Ich zeichnete wirklich für mein Leben gern. Am liebsten im Comic- oder Zeichentrickstil manchmal jedoch wurden es auch Porträts. Natürlich nie von Leuten die ich wirklich kannte, diese Personen entsprangen meiner Fantasie, so wie auch alles andere.
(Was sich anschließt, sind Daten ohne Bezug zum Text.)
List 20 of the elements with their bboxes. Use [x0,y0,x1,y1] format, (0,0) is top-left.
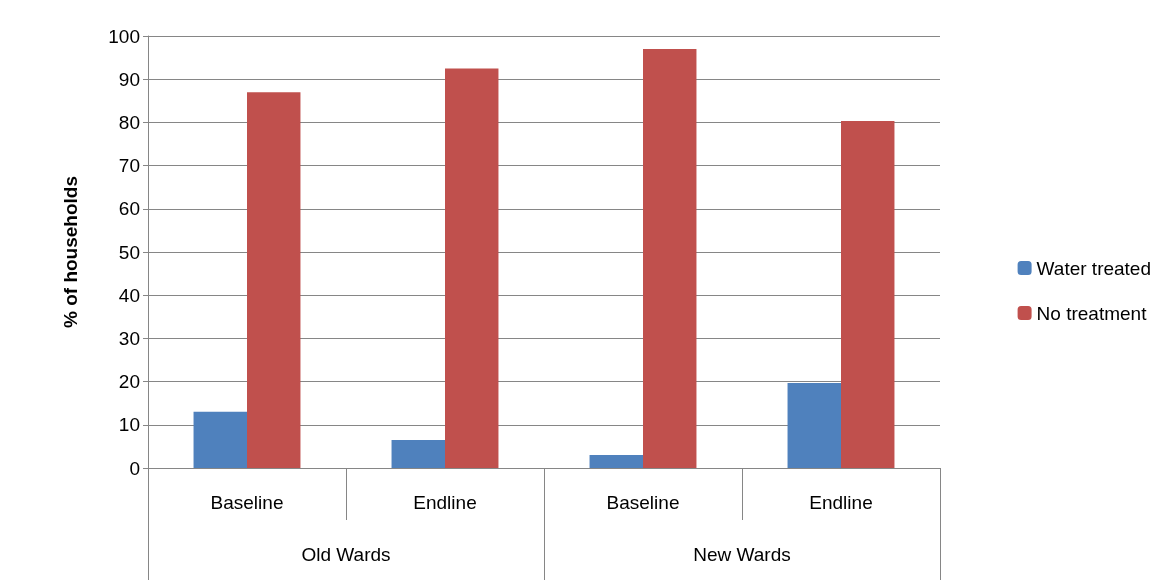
y-tick-label: 60 [118,198,140,220]
x-tick-label: Endline [413,492,477,513]
legend-label: Water treated [1036,257,1152,279]
y-axis-title: % of households [60,176,81,328]
x-tick-label: Endline [809,492,873,513]
text: New Wards [693,544,791,565]
y-tick-label: 10 [118,414,140,436]
y-tick-label: 50 [118,241,140,263]
y-tick-label: 100 [108,25,140,47]
y-tick-label: 70 [118,155,140,177]
x-tick-label: Baseline [210,492,284,513]
y-tick-label: 80 [118,111,140,133]
text: Old Wards [301,544,391,565]
y-tick-label: 20 [118,371,140,393]
y-tick-label: 90 [118,68,140,90]
y-tick-label: 30 [118,327,140,349]
legend-label: No treatment [1036,302,1148,324]
x-tick-label: Baseline [606,492,680,513]
y-tick-label: 40 [118,284,140,306]
y-tick-label: 0 [129,457,140,479]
Nach den ersten Strichen erkannte ich es, er würde es werden, mal wieder. Seit Monaten zeichnete ich immer mal wieder dieses Gesicht. Ich wusste nicht warum, es geschah einfach unbewusst. Mir selbst fiel es auch erst auf als meine kleine Schwester mich fragte ob dies mein Freund sei. Anfangs lachte ich, doch als auch ich mir sicher war, dass es eindeutig immer dieselbe Person war, wurde mir etwas mulmig zumute.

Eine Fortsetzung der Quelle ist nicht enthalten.